Lorne Allan Kopelchuk (b. August 4, 1938) is a farmer and former political figure in Saskatchewan. He represented Canora from 1986 to 1991 in the Legislative Assembly of Saskatchewan as a Progressive Conservative.

He was born in Canora, Saskatchewan, the son of Steven Kopelchuk and Susan Procyshen, and studied commerce at the University of Saskatchewan. He farmed and worked as an office worker before entering politics. In 1961, he married Doris Samuels. Kopelchuk served in the Saskatchewan cabinet as Minister of Parks and Renewable Resources and as Minister of Northern Affairs. He was defeated by Darrel Cunningham when he ran for reelection to the assembly in 1991.

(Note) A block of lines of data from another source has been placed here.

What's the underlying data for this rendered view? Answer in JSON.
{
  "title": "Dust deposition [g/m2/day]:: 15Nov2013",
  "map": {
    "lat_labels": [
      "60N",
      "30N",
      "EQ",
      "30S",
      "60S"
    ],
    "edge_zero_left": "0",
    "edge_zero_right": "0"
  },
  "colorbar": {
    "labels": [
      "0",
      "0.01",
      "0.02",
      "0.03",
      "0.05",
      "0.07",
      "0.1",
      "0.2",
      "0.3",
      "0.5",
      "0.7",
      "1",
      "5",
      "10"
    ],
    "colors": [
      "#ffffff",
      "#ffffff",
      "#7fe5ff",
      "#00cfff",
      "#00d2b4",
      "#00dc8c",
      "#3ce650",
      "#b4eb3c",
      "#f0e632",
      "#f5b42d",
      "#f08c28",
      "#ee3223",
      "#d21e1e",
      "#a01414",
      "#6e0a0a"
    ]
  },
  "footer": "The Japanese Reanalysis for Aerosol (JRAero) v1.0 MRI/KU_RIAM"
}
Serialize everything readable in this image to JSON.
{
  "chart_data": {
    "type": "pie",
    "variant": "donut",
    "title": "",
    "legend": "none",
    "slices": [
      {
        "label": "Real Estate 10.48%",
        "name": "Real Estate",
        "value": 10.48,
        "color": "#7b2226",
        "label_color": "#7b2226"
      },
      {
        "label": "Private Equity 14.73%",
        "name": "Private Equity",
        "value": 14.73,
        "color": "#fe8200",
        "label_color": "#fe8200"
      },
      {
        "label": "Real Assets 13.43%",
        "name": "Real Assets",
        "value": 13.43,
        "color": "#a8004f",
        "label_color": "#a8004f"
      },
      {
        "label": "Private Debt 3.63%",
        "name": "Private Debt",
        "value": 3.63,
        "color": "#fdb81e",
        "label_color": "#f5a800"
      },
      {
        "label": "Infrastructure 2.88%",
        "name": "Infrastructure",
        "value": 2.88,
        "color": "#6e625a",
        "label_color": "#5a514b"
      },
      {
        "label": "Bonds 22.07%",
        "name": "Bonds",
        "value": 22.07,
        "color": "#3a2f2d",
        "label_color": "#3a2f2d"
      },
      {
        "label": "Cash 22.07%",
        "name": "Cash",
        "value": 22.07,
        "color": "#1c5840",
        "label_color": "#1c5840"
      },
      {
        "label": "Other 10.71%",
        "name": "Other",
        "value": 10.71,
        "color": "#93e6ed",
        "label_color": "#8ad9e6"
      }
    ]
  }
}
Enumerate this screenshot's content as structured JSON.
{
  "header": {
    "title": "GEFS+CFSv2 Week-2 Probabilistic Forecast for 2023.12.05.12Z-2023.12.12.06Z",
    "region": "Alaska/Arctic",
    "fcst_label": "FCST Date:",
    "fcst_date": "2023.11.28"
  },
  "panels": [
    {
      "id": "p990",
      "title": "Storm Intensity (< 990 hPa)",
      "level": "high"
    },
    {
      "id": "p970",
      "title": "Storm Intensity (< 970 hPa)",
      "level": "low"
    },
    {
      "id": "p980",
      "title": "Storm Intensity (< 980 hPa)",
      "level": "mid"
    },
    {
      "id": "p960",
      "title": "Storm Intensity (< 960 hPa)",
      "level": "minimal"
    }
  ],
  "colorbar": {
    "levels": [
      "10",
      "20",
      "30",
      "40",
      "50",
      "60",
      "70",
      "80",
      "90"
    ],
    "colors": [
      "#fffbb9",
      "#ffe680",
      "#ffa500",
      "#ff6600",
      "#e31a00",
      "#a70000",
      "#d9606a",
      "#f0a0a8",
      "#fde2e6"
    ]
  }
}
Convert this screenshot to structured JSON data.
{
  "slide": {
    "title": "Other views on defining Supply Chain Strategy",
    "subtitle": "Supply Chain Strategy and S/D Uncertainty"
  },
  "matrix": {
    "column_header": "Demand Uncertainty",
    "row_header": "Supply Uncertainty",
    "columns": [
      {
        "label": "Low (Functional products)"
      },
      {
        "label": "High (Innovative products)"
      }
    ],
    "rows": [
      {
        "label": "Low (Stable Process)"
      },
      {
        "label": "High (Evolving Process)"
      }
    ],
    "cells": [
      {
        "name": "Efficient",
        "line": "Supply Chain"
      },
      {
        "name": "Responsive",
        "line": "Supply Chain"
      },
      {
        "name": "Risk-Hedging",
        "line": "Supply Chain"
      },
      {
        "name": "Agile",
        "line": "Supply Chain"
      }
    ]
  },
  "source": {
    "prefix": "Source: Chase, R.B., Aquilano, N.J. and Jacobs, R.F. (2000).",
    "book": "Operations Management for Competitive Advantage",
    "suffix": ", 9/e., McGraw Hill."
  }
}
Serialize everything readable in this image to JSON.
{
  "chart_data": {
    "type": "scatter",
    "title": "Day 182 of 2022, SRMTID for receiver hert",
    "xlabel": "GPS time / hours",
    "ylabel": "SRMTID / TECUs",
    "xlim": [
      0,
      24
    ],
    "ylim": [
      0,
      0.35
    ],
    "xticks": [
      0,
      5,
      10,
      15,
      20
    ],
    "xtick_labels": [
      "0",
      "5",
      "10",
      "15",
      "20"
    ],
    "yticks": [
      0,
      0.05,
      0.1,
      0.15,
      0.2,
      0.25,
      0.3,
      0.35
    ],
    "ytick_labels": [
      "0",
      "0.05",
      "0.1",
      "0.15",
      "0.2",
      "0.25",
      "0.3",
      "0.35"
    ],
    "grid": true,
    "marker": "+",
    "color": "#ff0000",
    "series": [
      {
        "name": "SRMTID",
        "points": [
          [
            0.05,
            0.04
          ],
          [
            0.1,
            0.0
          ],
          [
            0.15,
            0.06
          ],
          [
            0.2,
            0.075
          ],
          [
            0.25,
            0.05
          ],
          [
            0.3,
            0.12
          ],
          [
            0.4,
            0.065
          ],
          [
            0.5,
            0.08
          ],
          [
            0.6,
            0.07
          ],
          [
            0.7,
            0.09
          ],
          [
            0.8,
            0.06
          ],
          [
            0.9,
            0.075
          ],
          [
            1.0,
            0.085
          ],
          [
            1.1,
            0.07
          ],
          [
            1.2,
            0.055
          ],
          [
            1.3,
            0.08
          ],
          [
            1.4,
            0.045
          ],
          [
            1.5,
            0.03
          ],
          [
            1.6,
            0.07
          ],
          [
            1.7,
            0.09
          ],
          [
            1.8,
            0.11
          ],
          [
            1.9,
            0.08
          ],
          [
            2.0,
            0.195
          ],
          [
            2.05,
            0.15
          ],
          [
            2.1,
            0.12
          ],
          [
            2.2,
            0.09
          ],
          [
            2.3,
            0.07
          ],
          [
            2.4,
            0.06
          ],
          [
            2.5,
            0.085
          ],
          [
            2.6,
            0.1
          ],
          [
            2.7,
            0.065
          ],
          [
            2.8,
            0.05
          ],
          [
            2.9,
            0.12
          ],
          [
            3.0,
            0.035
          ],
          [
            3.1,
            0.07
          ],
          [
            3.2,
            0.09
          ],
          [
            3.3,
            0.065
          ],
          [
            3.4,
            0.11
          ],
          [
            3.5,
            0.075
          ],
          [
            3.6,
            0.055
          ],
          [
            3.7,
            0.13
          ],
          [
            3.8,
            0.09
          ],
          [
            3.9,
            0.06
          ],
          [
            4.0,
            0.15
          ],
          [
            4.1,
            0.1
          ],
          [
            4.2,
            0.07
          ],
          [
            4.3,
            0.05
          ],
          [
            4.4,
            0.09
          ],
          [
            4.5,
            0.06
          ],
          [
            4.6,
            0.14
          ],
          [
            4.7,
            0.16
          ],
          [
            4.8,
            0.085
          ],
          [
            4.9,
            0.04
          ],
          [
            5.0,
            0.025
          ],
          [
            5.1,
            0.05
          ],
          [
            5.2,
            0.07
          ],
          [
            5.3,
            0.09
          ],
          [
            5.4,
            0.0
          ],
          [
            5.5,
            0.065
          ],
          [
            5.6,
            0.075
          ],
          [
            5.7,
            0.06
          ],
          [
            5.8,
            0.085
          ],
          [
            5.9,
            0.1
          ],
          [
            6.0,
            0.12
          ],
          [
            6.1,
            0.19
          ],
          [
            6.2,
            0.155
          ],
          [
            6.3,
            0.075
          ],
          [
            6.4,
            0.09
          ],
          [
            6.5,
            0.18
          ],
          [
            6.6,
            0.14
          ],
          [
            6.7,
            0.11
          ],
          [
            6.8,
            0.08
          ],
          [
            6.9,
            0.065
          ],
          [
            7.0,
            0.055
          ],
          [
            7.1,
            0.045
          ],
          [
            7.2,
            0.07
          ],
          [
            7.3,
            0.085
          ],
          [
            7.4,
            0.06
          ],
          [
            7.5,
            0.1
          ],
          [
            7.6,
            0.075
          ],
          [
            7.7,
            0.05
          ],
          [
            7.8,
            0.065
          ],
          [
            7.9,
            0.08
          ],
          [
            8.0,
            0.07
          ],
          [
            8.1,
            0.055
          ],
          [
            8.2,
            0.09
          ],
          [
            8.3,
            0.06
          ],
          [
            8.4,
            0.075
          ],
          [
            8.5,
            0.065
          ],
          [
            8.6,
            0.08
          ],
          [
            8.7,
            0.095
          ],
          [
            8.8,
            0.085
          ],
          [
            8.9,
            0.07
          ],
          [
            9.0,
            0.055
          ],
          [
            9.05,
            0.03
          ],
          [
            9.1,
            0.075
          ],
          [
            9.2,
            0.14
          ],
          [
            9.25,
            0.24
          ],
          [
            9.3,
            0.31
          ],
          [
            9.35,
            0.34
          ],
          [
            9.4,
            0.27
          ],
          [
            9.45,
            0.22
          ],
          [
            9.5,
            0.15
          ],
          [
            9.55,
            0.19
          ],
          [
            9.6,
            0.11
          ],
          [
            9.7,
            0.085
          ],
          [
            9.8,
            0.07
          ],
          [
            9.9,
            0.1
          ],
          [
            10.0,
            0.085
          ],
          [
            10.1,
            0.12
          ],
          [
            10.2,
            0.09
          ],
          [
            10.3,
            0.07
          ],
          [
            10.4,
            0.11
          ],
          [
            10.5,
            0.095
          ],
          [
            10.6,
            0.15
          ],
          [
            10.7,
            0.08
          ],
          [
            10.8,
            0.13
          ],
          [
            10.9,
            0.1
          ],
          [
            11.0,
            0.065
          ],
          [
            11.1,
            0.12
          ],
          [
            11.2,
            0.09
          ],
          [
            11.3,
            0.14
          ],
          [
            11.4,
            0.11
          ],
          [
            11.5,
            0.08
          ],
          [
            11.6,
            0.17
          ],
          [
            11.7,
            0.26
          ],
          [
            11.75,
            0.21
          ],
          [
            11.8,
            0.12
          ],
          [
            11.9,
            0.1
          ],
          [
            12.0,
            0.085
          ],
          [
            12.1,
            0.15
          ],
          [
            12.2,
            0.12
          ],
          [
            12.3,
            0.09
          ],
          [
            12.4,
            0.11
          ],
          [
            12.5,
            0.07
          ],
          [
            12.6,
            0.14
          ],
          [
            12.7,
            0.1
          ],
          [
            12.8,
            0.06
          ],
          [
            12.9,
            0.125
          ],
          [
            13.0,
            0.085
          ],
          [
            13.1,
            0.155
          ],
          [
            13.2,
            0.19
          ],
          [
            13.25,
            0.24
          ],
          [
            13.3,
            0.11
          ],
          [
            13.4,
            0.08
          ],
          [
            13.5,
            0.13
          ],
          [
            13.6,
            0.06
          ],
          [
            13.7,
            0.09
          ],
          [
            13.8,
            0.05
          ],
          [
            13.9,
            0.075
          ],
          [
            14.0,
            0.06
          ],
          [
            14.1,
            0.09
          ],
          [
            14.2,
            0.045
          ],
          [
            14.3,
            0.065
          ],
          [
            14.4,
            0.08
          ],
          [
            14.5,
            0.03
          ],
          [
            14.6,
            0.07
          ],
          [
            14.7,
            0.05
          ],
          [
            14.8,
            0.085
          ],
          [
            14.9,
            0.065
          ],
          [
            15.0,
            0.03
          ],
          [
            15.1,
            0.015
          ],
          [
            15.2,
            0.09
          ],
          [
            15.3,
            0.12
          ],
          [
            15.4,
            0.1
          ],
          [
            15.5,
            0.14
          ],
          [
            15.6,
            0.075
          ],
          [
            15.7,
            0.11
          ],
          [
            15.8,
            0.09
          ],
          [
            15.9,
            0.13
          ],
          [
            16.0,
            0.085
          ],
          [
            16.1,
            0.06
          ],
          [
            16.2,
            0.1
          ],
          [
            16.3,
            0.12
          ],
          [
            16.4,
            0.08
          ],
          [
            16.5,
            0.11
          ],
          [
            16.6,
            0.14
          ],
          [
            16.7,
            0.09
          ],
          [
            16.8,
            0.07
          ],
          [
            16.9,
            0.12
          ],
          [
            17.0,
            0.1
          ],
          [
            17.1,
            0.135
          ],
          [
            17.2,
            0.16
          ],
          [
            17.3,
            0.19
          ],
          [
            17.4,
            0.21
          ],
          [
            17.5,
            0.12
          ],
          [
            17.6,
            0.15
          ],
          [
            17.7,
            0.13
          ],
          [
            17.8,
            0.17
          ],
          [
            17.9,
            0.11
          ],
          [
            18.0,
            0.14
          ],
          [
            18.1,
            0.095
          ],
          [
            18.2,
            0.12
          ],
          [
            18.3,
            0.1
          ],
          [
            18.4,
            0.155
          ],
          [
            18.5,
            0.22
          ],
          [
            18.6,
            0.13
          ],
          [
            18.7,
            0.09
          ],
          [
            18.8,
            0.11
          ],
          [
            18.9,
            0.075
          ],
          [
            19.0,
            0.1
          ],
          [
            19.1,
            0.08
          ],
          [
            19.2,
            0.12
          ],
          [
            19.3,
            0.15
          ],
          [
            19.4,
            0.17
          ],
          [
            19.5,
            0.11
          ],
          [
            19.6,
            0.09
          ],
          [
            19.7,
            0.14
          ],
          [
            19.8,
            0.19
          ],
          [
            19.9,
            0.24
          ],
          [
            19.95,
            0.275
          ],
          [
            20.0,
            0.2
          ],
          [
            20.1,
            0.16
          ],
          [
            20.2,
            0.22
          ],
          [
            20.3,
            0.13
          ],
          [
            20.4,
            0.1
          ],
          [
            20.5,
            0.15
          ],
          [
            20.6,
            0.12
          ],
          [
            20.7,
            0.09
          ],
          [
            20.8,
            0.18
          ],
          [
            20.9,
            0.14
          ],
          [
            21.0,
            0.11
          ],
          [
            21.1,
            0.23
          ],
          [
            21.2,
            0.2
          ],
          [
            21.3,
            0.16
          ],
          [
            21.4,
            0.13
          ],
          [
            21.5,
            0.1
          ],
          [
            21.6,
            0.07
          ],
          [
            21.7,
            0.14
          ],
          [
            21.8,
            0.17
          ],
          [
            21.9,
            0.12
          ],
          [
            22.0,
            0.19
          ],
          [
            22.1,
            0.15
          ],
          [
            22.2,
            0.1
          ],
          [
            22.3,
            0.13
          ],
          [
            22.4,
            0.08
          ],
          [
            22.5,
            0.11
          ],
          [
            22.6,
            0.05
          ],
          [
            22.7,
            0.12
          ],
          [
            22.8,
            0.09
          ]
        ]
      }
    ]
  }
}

As part of an investigation into fraudulent use of communications allowances by Progressive Conservative members of the Saskatchewan legislature, Kopelchuk was charged with using a false expense claim to pay $1,568 for an electronic public address system. This expense could have legitimately been claimed against his constituency office allowance. In addition, the actual cost of the system was $1,005; the balance went to John Scraba, communications director for the Saskatchewan Progressive Conservative party. The PA system and podium were donated to the Town of Canora prior to the charges. The judge acquitted him, deciding that there was no evidence that Kopelchuk was aware of the misleading invoice.

As of , Kopelchuk remains in Canora with his wife of 64 years. They have 4 daughters, 12 grandchildren, and 2 great-grandchildren.